The online retail giant reported net income of $22 million, compared with $52 million in the second quarter of 2005, even as net sales rose 22%, to $2.14 billion for the period. Both the net income and revenue figures fell slightly short of analysts' cautious second-quarter estimates, which had taken into account heavy R&D expenditures (see, 4/26/06, "Amazon's Brighter Horizon").


 Where the sting really came, however, was in Amazon's outlook for the near future. Company executives lowered their expectations for the third quarter, citing the margin impact of continued investment to expand sales offerings and aggressive pricing to launch new sales categories. Among other areas, Amazon is investing heavily in toys in the wake of the termination of its contract to sell goods for Toys R Us.

The loss of that contract, after a messy legal battle, cost Amazon $20 million in the second quarter. "We want to have very competitive pricing when we have the new categories," explained Chief Financial Officer Tom Szkutak on the July 25 call to investors. He added that, though the company expected the new categories would pay off big long term, "we think it is going to be expensive short term."

The company now anticipates operating income for the third quarter will be between $7 million and $42 million, representing a decline of between 87% and 24%, when compared with 2005's third-quarter results. For the full year, the company expects operating income to be between $310 million and $440 million. That would be 2% growth on the high end, or as much as a 28% decline, compared with the previous year.

Analysts and investors were disappointed to hear how long the pain would last and were wary of whether the gains would be worth it. The stock, which closed at $33.59, fell more than 12% in after-hours trading.
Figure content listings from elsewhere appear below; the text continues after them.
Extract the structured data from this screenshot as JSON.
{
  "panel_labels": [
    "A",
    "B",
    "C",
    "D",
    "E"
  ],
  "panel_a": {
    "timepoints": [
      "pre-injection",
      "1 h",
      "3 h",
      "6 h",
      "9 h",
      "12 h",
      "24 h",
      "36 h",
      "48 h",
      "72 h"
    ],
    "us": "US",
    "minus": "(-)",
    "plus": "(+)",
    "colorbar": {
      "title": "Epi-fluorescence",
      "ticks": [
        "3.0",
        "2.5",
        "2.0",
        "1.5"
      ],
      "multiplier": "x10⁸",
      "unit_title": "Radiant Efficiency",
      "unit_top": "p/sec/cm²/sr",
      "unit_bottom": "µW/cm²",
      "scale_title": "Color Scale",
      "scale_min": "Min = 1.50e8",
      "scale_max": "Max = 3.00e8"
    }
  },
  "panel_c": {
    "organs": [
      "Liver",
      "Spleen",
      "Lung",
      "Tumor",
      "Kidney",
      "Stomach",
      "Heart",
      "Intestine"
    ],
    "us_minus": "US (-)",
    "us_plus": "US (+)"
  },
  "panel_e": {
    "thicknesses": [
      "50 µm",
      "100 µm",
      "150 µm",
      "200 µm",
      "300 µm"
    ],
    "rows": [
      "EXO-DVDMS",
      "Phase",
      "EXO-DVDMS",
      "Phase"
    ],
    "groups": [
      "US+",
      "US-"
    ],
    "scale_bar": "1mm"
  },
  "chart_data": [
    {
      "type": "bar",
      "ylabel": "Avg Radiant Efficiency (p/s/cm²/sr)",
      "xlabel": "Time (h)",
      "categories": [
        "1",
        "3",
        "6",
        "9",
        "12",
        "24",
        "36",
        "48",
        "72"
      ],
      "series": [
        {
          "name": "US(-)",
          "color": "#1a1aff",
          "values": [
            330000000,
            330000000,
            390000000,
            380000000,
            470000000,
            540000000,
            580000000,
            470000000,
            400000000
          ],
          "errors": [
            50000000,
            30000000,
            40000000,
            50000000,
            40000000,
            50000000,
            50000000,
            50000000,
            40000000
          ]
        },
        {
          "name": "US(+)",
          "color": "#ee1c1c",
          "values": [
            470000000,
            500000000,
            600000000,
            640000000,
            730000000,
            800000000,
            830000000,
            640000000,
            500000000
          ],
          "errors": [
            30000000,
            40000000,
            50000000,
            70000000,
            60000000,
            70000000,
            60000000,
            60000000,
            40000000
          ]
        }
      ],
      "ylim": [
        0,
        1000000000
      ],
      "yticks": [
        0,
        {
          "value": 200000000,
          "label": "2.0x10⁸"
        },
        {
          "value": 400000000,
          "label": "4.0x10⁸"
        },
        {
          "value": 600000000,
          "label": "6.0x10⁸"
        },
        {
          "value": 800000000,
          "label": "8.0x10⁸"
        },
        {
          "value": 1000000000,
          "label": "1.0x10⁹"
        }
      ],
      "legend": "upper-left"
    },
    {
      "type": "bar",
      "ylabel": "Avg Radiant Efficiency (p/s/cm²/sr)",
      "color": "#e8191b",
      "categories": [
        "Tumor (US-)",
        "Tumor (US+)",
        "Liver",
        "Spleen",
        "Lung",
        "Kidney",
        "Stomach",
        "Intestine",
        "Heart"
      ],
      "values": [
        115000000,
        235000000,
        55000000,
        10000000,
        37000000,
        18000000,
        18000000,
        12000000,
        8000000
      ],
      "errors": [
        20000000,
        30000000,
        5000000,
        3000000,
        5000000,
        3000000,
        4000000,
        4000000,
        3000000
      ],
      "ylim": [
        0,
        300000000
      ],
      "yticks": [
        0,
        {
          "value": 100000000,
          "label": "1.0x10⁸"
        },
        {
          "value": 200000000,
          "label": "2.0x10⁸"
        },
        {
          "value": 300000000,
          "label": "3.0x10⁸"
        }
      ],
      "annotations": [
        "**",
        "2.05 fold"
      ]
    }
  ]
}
  In a note to investors, Goldman Sachs analyst Anthony Noto expressed his disappointment: "Amazon reduced its operating profit guidance by 15%…which appears to be a departure from a return to double-digit incremental operating margins," he wrote. "The company needs to resolve several company-specific issues (i.e., its proprietary toy offering as well as its digital strategy) and simultaneously show stronger incremental margins before we can consider becoming more positive on the stock." Noto has a neutral rating on Amazon's stock and has more confidence in the growth potential of other tech companies such as eBay (EBAY), Yahoo (YHOO), and Google (GOOG).

For Amazon's margins to get significantly better, some of Amazon's recent investments will have to pay off. In the past three months, Amazon began offering on-demand printing of hardcover and softcover books through its subsidiary BookSurge. It also began selling on-demand DVDs of TV programs through CustomFlix Labs and, in June, launched a grocery channel that sells bulk nonperishable items.

The company even began selling storage on its server for Web 2.0 companies (see, 3/13/06, "Amazon's New Product: Storage"). In another initiative, the company expanded its Amazon Prime service, which offers free two-day shipping in exchange for a nearly $80-a-year subscription fee. During the July 25th earnings conference, company executives said the free-shipping program has increased sales volume by creating customer loyalty and encouraging customers to try out new sales offerings. However, they admitted it also affected profit margins.


  During the earnings conference call frustrated analysts peppered company founder and CEO Jeff Bezos with tough questions about whether all the heavy investments will be worth it. He said he believes that the company will end up turning a profit on even some of its more controversial investments, including those in groceries and toys.

"The energy that we put into building those fly wheels today will continue to pay dividends 10 years from now," said Bezos. Amazon spent $167 million in the current quarter on research and development, which the company calls technology and content.

With all the money Amazon is spending to improve and expand services, it probably will see gains, at least in revenues, over the long term. But the question for now is, can investors stand the pain?